Total surgical times were similar for both groups (76 ± 10 versus 77 ± 13 minutes, P = 0.8). Robotic assistance did not significantly affect total surgical time (P = 0.5; 95% confidence interval: -8.7 to 19.7). The combined time for pin placement, registration, and reaming in RA-THA was comparable to acetabular reaming in M-THA (7 ± 1.1 versus 6.8 ± 1.8 minutes, P = 0.7). Acetabulum reaming in RA-THA was significantly shorter than in M-THA (2.3 ± 0.7 versus 6.8 ± 1.8 minutes, P < 0.001). Pin placement and registration times were 2.2 ± 0.9 and 2.4 ± 0.7 minutes, respectively.
The use of RA-THA does not increase surgical time compared to M-THA, indicating that the use of robotic systems can maintain operative room efficiency. The additional time required for robotics seems to be offset by the reduced time needed for acetabular reaming. These findings support the broader adoption of robotic assistance in THA, offering potential benefits without compromising time.
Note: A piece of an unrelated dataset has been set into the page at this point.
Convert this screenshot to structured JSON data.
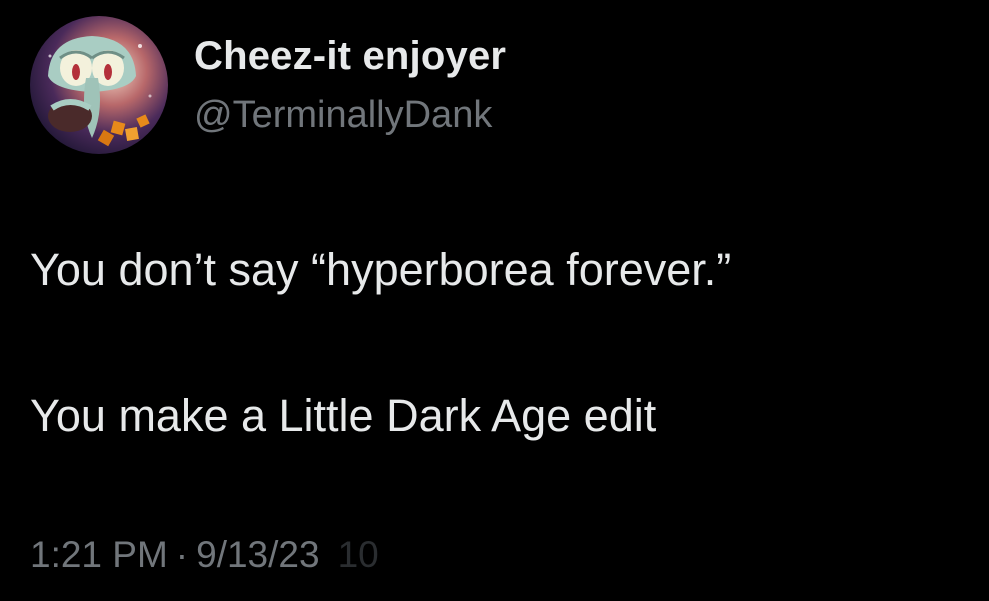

由于向基于价值的医疗保健系统转变,医院需要提高效率和成本效益。虽然机器人辅助全髋关节置换术(RA-THA)提高了假体植入位置的准确性,但外科医生担心手术时间会增加。本研究通过对各个手术步骤的详细分析,比较了RA-THA和人工全髋关节置换术(M-THA)的手术时间。
本前瞻性研究于2024年2月至3月在一家机构进行。纳入了连续的50例初次后路全髋关节置换术病例,排除了既往有内固定或同侧既往手术史的患者。该研究包括25例RA-THA和25例M-THA。有6名临床住院医师在5名骨科主治医师的监督下进行手术,代表了典型的临床培训场景。在主治医师中,3人使用基于计算机断层扫描的机器人平台进行RA-THA手术,2人进行人工手术。RA-THA组单独记录的关键术中步骤包括克氏针置入、注册和机器人扩髓,M-THA组包括髋臼扩髓。多变量回归模型评估了机器人辅助对手术时间的影响。
两组的总手术时间相似(76±10分钟对77±13分钟,P = 0.8)。机器人辅助并未显著影响总手术时间(P = 0.5;95%置信区间:-8.7至19.7)。RA-THA中克氏针置入、注册和扩髓的总时间与M-THA中的髋臼扩髓时间相当(7±1.1分钟对6.8±1.8分钟,P = 0.7)。RA-THA中的髋臼扩髓明显短于M-THA(2.3±0.7分钟对6.8±1.8分钟,P < 0.001)。克氏针置入和注册时间分别为2.2±0.9分钟和2.4±0.7分钟。
与M-THA相比,RA-THA的使用并未增加手术时间,这表明机器人系统的使用可以维持手术室效率。机器人所需的额外时间似乎被髋臼扩髓所需时间的减少所抵消。这些发现支持在全髋关节置换术中更广泛地采用机器人辅助,在不影响时间的情况下提供潜在益处。